We were fortunate enough to take in a variety show called, you guessed it “Variety Shac,” which returns continually on the first Thursday of every month. In what was our first trip to the 150 seat theater, we were drawn to the show advertising two writers from Saturday Night Live, and they did not let us down. The show was $5, and it should be mentioned that unlike other comedy shows, there was no per person drink minimum, so two of us rolled in to see a live show for an even $10.
The show opened with host Shonali Bhowmik attempting to play an original song on her guitar while a clip from Evel Kenievel (1971), the movie starring George Hamilton, was humorously played on a screen behind her. Unfortunately, as in live shows, there were several technical difficulties with the instrument and theater sound, which distracted the audience from the performance, even though her idea was sound.
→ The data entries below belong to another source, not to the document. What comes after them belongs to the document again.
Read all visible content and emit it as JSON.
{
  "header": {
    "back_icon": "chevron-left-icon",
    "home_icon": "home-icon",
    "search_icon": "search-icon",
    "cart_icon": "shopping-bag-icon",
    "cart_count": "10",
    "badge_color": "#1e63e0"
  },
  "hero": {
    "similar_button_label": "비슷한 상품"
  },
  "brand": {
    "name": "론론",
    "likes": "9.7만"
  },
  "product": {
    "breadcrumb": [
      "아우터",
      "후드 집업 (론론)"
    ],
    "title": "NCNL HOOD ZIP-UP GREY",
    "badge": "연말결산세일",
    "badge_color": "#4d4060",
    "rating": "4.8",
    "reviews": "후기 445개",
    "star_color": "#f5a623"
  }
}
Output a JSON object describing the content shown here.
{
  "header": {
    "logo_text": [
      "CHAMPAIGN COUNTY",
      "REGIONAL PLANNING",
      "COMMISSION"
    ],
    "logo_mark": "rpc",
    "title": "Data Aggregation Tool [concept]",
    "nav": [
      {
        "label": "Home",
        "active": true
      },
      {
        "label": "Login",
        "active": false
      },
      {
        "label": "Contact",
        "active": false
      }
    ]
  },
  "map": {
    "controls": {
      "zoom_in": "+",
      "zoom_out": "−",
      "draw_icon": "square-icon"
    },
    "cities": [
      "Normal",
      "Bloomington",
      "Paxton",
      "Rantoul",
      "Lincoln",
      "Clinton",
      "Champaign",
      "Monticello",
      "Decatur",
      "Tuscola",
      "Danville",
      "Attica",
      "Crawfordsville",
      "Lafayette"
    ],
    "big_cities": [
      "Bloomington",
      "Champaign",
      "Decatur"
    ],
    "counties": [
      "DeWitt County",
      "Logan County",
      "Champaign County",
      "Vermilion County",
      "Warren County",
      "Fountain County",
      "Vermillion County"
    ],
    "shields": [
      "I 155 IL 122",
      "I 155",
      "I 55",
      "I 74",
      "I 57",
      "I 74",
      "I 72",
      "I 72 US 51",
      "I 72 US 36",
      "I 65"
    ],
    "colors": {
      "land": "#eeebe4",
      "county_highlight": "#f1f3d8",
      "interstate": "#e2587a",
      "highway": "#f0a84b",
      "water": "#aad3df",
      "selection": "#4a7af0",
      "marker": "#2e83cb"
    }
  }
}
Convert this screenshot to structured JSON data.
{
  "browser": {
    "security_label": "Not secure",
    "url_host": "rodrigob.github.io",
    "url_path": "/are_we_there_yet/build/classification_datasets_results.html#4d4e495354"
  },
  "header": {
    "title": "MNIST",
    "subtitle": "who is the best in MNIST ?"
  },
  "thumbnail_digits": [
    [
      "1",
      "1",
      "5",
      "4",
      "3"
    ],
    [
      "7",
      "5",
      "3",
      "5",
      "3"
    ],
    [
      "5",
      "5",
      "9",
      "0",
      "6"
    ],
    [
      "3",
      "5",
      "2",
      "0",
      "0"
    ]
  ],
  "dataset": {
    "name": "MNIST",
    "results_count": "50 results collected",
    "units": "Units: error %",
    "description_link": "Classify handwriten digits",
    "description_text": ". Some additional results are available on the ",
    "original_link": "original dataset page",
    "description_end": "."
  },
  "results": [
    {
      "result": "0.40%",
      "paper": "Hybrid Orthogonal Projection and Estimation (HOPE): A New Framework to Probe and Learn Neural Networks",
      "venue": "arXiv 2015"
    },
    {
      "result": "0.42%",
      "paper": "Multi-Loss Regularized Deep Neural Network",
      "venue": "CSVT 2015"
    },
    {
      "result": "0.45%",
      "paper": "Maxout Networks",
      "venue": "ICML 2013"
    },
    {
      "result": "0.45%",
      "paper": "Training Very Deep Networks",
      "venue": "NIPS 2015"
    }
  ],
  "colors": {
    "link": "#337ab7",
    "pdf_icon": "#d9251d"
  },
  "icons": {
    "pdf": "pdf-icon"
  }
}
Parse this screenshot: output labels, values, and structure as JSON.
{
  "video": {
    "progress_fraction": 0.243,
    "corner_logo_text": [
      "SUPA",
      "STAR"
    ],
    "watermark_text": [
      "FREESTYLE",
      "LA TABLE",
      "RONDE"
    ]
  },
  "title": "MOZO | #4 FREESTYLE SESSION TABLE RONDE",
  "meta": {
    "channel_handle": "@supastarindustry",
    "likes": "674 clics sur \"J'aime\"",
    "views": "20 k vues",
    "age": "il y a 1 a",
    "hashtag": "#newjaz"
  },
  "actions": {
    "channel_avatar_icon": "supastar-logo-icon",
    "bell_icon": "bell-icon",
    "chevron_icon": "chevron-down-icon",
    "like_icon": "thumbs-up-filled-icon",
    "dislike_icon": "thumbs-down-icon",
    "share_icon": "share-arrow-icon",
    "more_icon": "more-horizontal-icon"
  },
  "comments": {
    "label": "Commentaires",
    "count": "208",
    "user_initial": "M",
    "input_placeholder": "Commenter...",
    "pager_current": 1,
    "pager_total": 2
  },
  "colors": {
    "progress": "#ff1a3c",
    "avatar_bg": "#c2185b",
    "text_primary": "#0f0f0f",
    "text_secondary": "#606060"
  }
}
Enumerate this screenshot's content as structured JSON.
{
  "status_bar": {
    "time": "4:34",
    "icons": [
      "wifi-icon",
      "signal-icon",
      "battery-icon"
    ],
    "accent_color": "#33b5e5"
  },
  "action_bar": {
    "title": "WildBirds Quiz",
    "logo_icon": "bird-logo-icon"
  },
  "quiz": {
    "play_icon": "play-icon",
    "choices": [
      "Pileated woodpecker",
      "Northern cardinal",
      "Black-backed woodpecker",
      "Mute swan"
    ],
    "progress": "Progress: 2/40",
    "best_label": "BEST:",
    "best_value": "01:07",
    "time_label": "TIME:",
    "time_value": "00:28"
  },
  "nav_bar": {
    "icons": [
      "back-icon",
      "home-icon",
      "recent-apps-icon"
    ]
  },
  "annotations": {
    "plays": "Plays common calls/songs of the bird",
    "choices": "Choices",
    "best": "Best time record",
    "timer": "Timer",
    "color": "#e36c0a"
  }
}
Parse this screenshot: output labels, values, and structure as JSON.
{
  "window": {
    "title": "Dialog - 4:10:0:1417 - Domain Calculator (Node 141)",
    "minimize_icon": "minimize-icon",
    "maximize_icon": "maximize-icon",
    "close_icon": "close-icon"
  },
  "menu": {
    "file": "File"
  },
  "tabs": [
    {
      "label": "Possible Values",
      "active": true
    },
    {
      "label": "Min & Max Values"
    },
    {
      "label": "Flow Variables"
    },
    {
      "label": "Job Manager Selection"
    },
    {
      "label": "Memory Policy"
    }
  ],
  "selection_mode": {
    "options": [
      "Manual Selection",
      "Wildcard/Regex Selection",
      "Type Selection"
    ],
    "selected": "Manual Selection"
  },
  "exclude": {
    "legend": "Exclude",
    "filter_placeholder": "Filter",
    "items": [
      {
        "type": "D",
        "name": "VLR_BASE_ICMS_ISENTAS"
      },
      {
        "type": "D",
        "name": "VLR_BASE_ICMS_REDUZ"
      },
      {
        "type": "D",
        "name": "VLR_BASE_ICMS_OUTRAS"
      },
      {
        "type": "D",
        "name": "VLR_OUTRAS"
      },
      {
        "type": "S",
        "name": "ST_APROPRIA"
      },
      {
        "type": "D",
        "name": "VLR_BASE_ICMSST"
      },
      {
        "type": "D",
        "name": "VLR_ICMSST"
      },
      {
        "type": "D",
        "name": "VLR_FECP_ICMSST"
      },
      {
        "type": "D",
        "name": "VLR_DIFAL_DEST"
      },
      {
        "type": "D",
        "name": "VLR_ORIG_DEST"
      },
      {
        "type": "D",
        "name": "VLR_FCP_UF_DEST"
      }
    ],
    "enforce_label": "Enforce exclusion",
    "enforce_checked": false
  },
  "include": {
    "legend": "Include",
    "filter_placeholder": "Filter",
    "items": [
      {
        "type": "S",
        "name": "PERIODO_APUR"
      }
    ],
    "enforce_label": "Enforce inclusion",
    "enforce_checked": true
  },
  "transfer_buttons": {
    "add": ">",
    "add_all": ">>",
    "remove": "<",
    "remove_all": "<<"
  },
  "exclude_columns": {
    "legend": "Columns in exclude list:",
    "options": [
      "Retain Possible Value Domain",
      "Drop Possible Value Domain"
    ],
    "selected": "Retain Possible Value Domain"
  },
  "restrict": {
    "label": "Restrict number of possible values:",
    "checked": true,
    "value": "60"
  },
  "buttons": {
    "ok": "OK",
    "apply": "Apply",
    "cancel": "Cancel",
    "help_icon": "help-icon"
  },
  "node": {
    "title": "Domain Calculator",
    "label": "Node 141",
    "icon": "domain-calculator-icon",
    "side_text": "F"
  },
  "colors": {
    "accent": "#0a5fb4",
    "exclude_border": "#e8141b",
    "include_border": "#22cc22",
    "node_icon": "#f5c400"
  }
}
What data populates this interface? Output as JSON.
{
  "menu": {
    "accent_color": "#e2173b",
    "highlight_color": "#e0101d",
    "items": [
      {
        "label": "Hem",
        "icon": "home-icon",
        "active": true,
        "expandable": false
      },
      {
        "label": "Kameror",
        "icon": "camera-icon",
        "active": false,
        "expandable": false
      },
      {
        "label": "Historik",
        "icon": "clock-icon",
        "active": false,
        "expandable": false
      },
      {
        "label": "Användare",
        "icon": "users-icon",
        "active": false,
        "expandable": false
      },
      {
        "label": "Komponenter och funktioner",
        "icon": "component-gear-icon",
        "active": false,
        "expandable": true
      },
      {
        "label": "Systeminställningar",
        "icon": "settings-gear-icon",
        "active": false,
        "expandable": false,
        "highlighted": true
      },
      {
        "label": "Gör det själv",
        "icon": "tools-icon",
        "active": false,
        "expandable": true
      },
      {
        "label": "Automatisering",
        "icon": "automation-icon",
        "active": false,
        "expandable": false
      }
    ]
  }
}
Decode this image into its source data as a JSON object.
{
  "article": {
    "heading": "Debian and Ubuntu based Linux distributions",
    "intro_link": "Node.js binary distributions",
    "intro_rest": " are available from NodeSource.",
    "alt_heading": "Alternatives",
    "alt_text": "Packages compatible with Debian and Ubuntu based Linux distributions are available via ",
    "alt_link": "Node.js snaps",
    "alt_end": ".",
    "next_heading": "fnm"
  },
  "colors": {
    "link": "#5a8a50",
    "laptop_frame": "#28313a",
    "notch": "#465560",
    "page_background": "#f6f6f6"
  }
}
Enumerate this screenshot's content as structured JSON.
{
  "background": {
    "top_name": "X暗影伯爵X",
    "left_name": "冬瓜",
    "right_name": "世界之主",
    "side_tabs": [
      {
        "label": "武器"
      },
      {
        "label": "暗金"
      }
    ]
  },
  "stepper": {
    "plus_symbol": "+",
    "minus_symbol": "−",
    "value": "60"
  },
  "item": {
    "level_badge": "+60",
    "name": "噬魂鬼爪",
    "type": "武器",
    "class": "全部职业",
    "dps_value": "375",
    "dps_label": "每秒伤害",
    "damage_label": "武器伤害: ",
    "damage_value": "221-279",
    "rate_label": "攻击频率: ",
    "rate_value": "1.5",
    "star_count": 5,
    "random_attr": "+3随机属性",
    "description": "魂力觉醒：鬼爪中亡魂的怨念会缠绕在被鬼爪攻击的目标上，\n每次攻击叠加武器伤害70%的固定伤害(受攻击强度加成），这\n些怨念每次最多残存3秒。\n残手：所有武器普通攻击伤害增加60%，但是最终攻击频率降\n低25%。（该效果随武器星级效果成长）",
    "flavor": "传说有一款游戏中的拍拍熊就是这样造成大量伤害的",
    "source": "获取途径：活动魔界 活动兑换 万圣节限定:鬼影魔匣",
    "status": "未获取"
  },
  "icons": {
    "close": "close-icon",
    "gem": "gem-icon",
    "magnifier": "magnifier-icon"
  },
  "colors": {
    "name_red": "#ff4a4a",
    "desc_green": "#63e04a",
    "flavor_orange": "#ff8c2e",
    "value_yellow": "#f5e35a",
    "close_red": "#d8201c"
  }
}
Bhowmik then introduced SNL writer Hannibal Burress, who launched into some funny stand-up about losing his credit card and the absurd charges that somebody rang up. Following Burress, was fellow SNL writer John Mullaney, who was also fantastic. Clearly the performers here were testing out some new material, but Mullaney’s bit about detergent had us in an uproarious laughter- the funniest moment of the night.
Following Mullaney were two of the female performers from the Variety Shac, and they were utilizing some jotted notes to help them along with their new bits. Heather Lawless was out first and performed as an uncomfortable character with a monologue based mostly around her vagina. And Andrea Rosen was the final live act, who mixed some raunchiness with some playful impressions. While all of the jokes weren’t necessarily home runs, the attempts were certainly worth watching. The show closed with a pre-recorded short called “Cops,” featuring the four ladies from the Variety Shac. Again, the crowd reacted favorably to the sketch, but the vibe alone was definitely a positive one.
The Upright Citizens Brigade is worth experiencing live at least one time, and while we can honestly say that we laughed hard at times and shrugged our shoulders at others- live comedy is an art form and is one of the ballsiest things any performer can try. And at such an affordable price, a live show like this is a can’t miss. The place was packed in, so it’s not like we are breaking any ground here, but if you’re looking for something new to try in New York, with four shows nightly, the UCB Theatre is as entertaining an experience as any.